Past chairman of the Chartered Institute of Logistics and Transport, Sri Lanka, Dr. Parakrama Dissanayake said that steps should be taken to modernise the public passenger transport system on selected main routes on a public/private partnership to ease road congestion.
"It is also vital to develop freight transportation by rail through public/private partnership," Dissanayake said.
Head of National Portfolio Development Sri Lanka and the Maldives, Rohantha Athukorala said that Sri Lanka should develop a robust strategy to drive growth in the export sector to reduce trade deficit. This will include radical policy reforms.
Sri Lanka recorded a trade deficit of $ 4.70 b during the first half of this year. While export earnings stood at $ 4.96 b import expenditure rose 4.2 percent to $ 9.66 b during the first six months this year.
The government plans to present its $ 19.5 b budget for 2013 in Parliament on November 8.The Cabinet approved the Appropriation Bill 2013 last week.
President Mahinda Rajapaksa as Minister of Finance and planning submitted the 2013 Appropriation Bill with the estimated government expenditure of Rs 2.52 trillion for 2013 to the Cabinet.
The first reading of the Appropriation Bill will take place on October 9 while the Budget proposal (second reading) will be presented on November 8, according to Government Media Unit sources.

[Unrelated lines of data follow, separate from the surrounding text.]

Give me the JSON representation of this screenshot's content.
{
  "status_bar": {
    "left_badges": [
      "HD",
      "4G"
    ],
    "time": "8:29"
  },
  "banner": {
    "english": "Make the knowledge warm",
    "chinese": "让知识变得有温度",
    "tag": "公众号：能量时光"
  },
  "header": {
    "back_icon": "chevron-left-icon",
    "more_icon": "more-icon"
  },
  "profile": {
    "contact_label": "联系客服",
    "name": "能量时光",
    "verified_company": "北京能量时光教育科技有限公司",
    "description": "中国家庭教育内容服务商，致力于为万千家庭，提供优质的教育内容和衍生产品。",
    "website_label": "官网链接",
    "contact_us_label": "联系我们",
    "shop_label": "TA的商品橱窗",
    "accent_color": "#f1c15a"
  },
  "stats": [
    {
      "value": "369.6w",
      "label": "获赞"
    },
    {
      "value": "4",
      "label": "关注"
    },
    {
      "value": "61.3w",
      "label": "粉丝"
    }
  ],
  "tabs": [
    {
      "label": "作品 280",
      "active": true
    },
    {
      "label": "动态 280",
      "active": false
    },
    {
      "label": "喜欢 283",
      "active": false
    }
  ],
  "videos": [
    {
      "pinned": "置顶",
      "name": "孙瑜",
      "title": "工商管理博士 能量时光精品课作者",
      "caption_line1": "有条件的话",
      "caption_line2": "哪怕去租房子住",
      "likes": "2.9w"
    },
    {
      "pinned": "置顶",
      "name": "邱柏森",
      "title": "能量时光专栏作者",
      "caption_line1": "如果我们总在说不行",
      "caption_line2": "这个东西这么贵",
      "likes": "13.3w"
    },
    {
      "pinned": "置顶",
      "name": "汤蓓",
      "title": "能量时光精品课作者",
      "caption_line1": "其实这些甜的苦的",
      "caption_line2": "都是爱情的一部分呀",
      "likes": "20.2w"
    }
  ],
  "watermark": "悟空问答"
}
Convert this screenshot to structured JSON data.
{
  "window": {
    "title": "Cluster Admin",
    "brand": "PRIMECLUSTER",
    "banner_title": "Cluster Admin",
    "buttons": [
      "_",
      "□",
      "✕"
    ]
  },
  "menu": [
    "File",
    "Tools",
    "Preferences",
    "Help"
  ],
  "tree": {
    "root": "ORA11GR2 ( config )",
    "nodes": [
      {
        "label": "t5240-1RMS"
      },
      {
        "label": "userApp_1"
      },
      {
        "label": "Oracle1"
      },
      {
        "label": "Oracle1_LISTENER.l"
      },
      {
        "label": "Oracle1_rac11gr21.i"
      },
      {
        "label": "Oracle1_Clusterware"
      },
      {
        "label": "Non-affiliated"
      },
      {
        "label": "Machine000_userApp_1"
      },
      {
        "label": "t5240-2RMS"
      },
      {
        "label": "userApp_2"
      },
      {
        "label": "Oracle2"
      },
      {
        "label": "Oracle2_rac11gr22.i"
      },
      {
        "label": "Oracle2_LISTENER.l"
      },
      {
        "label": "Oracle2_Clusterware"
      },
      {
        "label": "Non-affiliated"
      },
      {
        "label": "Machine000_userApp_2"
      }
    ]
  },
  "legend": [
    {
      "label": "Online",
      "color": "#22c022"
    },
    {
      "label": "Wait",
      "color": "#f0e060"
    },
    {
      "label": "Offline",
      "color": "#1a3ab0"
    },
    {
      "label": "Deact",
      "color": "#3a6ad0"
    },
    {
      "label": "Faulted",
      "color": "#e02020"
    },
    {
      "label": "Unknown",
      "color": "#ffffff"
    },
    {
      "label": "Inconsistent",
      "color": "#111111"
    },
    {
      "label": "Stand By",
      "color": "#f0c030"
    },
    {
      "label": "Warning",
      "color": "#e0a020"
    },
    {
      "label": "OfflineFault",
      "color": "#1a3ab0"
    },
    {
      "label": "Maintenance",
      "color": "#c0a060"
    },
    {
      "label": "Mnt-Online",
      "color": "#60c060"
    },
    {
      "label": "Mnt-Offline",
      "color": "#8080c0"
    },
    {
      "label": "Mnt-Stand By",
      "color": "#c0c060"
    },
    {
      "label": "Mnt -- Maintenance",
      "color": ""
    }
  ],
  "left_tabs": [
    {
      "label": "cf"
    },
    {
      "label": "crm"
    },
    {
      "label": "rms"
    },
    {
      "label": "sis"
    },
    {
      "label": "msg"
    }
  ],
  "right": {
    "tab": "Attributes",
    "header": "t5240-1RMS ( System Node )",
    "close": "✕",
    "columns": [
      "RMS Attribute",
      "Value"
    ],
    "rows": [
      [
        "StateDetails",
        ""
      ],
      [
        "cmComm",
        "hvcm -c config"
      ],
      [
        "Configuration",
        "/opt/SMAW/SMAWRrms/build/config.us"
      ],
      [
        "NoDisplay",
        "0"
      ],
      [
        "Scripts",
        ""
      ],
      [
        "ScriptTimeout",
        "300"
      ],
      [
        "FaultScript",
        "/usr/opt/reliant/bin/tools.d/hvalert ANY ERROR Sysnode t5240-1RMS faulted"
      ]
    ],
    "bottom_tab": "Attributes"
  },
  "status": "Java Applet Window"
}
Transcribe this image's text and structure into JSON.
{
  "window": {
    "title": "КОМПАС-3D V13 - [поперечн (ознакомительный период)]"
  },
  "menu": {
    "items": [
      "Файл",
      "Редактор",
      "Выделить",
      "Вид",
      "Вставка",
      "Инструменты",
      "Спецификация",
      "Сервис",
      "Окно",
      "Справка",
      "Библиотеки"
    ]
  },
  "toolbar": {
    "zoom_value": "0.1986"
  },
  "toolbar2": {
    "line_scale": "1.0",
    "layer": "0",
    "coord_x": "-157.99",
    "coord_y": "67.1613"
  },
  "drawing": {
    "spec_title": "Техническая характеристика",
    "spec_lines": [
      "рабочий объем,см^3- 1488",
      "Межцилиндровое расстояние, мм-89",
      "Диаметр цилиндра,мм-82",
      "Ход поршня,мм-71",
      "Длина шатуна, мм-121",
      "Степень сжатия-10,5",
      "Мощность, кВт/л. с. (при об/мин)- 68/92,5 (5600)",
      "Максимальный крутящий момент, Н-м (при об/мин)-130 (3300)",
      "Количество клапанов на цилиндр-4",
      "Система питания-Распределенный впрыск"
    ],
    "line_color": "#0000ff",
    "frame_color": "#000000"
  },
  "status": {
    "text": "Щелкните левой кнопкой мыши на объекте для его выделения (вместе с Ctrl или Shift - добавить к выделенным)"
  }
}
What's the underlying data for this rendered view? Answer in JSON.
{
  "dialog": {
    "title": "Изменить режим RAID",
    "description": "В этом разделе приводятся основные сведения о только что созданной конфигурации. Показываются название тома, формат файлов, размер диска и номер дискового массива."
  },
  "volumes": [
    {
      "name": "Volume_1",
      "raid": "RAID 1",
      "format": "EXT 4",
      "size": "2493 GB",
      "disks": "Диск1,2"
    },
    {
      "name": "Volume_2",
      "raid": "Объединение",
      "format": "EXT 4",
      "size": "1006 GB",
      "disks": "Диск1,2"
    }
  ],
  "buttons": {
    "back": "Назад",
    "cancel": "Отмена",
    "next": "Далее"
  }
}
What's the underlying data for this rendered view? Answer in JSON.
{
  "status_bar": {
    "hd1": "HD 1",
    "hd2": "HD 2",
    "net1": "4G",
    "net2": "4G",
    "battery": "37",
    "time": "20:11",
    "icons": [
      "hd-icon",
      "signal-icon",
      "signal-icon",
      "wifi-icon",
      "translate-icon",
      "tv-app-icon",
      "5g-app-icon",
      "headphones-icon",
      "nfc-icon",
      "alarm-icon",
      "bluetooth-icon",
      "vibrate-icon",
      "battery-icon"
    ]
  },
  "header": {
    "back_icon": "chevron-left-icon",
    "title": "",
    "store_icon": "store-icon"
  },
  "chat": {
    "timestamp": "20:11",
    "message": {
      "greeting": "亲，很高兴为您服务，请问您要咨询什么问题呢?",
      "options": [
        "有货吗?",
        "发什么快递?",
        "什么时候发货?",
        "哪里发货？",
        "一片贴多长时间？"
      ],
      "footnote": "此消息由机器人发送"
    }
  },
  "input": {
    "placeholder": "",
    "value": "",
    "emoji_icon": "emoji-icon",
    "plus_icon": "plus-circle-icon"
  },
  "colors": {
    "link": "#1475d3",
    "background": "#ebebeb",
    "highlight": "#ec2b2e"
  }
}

Proposals are being submitted by private and public sector institutions for the 2013 Budget. Sources said that the 2013 Budget will focus on priorities identified under the Medium Term Expenditure Framework 2013-2015 and the completion of on-going development projects in the country.
The Government targets to maintain an economic growth rate of around seven percent while containing the annual inflation rate in the mid single digit rate.